Part of the increased field strength can be attributed to the Tour’s recent rule change, requiring players who play fewer than 25 events in a season to add a new event they haven’t played in the last four years. Another portion can be attributed to the short commute from Shinnecock Hills to TPC River Highlands, a three-hour drive and even shorter across the Long Island Sound – an added bonus the event will lose two of the next three years with West Coast U.S. Opens.

But there’s no denying the widespread appeal of an event named the Tour’s tournament of the year, players’ choice and most fan-friendly in 2017. While Spieth’s return to defend his title was assumed, both Day and McIlroy are back for another crack this year after liking what they saw.

“Anyone that I talked to could only say good things about the tournament about the golf course, how the guys are treated here, how the fans come out, and how the community always gets behind this event,” McIlroy said. “Obviously I witnessed that for the first time last year, and I really enjoyed it.”

After starting the week with all four reigning major champs and five of the top 10 players in the latest world rankings, only Masters champ Patrick Reed got sent packing following rounds of 72-67. The remaining top-flight contingent will all hit the ground running in search of more low scores Saturday, with Spieth (-4) still retaining a glimmer of hope to keep his title defense chances alive, perhaps with a 63 like he fired in the opening round.

The Tour’s schedule represents a zero-sum game. Outside of the majors and WGCs that essentially become must-play events for the game’s best, the rest of the legs of the weekly circus become victim of a 12-month version of tug-of-war. Some players like to play in the spring; others load up in the fall. Many play the week before majors, while a select group block off the week after for some R&R far away from a golf course.

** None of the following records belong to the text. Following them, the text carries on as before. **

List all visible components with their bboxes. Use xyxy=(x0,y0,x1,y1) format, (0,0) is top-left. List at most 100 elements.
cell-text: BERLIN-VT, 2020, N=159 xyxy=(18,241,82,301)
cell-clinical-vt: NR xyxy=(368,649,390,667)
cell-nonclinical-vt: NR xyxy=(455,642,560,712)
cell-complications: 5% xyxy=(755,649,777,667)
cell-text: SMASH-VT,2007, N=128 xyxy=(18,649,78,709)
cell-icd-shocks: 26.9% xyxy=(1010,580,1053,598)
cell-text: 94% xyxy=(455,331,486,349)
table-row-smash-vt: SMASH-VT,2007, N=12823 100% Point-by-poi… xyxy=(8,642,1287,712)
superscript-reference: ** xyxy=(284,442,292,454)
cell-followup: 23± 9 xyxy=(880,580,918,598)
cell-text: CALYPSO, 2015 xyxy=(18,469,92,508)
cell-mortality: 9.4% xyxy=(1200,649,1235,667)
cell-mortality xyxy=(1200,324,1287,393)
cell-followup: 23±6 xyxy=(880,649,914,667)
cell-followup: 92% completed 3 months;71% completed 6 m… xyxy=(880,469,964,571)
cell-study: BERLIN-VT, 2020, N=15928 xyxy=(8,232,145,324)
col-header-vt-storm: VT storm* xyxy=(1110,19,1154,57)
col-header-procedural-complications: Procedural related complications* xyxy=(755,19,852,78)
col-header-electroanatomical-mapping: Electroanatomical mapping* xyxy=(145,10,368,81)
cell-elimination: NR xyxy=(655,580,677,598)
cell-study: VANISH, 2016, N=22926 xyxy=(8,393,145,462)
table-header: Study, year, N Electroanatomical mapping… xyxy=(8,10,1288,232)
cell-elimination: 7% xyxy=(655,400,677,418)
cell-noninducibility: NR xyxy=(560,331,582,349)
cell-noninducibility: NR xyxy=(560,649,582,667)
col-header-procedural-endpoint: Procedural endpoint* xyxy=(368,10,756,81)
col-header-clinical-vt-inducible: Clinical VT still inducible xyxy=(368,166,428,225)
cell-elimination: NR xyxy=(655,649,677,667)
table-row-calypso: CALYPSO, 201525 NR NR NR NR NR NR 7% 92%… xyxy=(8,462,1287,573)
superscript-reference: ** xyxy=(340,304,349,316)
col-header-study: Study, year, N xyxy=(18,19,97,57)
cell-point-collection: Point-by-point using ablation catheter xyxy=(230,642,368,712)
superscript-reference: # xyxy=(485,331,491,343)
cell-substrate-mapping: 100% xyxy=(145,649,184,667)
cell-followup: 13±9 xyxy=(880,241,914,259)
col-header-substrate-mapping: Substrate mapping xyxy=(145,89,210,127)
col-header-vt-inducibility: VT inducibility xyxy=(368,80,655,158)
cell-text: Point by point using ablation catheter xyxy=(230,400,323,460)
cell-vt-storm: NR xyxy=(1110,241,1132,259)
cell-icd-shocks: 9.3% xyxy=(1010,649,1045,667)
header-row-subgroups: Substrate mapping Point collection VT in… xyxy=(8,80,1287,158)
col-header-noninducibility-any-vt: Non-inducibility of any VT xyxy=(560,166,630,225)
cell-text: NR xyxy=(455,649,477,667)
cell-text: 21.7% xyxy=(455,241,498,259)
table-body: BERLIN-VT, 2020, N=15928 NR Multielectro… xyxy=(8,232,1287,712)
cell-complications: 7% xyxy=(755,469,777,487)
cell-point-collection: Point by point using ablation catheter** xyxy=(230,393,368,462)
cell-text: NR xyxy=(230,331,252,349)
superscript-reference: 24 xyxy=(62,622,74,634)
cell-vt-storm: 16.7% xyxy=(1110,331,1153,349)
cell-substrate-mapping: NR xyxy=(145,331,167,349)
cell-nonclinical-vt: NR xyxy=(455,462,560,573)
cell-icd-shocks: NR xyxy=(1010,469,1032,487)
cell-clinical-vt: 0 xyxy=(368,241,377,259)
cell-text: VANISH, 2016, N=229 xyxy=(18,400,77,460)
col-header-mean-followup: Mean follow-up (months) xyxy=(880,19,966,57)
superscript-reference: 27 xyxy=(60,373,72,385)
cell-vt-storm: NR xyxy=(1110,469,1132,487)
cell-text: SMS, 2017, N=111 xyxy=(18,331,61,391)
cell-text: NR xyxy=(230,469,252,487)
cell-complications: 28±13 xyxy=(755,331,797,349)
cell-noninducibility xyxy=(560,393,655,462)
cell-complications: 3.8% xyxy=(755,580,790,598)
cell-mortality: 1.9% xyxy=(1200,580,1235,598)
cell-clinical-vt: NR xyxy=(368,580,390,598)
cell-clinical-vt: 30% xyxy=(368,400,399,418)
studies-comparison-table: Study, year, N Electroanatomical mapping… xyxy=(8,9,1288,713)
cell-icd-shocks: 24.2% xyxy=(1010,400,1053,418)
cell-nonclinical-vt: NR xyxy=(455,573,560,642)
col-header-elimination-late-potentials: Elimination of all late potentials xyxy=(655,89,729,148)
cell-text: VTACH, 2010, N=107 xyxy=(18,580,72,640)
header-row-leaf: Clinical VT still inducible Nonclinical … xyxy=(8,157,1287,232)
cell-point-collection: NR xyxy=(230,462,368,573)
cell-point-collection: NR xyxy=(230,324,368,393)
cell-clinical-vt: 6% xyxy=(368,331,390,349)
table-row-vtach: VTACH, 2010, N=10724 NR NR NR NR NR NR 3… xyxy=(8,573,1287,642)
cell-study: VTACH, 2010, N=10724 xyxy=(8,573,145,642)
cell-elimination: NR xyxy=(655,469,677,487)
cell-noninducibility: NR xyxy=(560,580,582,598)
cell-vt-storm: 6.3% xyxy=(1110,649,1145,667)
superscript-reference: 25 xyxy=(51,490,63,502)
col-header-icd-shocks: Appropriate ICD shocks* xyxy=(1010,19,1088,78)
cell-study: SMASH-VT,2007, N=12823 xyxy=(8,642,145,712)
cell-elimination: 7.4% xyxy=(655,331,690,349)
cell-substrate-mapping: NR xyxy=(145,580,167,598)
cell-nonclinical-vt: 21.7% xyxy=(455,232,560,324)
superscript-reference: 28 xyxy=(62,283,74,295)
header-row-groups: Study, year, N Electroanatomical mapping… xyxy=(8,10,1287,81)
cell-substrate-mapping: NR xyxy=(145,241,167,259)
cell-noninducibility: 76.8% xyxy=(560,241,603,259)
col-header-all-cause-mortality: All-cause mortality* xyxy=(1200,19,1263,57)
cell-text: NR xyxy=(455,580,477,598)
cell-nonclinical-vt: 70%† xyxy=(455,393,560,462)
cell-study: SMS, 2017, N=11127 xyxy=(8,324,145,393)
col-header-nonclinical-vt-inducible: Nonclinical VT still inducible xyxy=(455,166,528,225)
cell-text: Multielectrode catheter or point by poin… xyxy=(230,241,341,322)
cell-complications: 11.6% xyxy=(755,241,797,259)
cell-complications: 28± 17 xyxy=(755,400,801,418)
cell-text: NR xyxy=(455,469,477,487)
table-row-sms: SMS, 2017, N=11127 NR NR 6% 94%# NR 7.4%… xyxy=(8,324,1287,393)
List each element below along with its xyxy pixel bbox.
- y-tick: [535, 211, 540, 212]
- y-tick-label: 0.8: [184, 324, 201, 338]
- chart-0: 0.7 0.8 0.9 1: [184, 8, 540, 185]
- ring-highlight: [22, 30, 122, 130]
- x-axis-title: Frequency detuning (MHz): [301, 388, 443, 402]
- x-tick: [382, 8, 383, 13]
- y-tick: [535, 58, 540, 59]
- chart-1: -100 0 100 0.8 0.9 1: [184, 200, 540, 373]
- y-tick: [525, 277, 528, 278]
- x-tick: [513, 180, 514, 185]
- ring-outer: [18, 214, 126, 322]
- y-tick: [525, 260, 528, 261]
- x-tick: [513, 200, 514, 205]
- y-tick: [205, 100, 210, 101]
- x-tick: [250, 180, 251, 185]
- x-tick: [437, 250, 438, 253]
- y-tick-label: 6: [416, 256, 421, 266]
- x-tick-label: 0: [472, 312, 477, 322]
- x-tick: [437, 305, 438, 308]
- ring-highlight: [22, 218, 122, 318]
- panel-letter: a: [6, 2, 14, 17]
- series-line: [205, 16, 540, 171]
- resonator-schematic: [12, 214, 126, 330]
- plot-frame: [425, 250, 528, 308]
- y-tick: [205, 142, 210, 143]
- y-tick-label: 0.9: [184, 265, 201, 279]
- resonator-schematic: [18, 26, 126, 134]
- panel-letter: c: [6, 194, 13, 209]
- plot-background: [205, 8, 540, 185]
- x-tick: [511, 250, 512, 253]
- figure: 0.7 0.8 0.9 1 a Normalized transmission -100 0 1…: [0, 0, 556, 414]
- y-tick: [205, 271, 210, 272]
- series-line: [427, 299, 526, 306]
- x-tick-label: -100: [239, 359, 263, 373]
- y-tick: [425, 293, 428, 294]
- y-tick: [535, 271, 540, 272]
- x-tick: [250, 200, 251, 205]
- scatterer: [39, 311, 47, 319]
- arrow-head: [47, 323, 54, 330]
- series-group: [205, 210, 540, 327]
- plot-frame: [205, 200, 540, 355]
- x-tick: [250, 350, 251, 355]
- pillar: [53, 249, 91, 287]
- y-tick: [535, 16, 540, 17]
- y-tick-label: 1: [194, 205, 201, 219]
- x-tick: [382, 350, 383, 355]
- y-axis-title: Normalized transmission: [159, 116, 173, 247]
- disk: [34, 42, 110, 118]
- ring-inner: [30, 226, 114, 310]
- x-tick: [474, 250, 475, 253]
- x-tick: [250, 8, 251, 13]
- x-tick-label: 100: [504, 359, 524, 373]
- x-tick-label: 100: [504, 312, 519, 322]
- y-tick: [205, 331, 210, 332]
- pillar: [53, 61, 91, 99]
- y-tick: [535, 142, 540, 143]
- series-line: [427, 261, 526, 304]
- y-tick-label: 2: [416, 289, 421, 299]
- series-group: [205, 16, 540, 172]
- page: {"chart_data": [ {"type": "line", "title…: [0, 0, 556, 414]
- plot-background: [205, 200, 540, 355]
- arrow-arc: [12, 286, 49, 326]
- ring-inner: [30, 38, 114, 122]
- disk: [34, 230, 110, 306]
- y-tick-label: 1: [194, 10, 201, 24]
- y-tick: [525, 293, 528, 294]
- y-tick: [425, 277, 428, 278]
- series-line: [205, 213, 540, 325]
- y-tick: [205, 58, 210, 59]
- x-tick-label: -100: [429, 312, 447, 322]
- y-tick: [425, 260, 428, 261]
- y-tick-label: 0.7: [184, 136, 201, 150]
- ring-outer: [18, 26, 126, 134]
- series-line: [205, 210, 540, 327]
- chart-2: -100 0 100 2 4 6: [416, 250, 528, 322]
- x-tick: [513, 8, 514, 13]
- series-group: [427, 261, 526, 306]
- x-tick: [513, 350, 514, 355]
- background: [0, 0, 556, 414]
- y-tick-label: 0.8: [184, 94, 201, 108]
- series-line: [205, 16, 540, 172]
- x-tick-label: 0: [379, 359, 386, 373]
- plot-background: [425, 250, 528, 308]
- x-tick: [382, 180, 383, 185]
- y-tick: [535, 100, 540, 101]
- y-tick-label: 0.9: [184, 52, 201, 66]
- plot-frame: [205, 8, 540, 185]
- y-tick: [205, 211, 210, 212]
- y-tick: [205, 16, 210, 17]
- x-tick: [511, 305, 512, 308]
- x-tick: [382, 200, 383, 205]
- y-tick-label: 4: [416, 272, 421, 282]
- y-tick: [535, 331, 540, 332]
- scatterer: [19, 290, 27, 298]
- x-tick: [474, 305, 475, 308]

But in an environment where one tournament’s ebbs can create flows for another, the Travelers has continued a steady climb up the Tour’s hierarchy. Once in jeopardy of relegation, it has found its footing and appears in the process of turning several of the Tour’s one-name stars into regular participants.

Rory. Jordan. Bubba. JT.

It’s been a long battle for tournament officials, but the proof is in the pudding. And this weekend, the reward for the people of Cromwell – population 14,000 – looks to be a star-studded show.

“All the events are incredible,” Thomas said. “But this is kind of one of those underrated ones that I think until people come and play, do they realize how great it is.”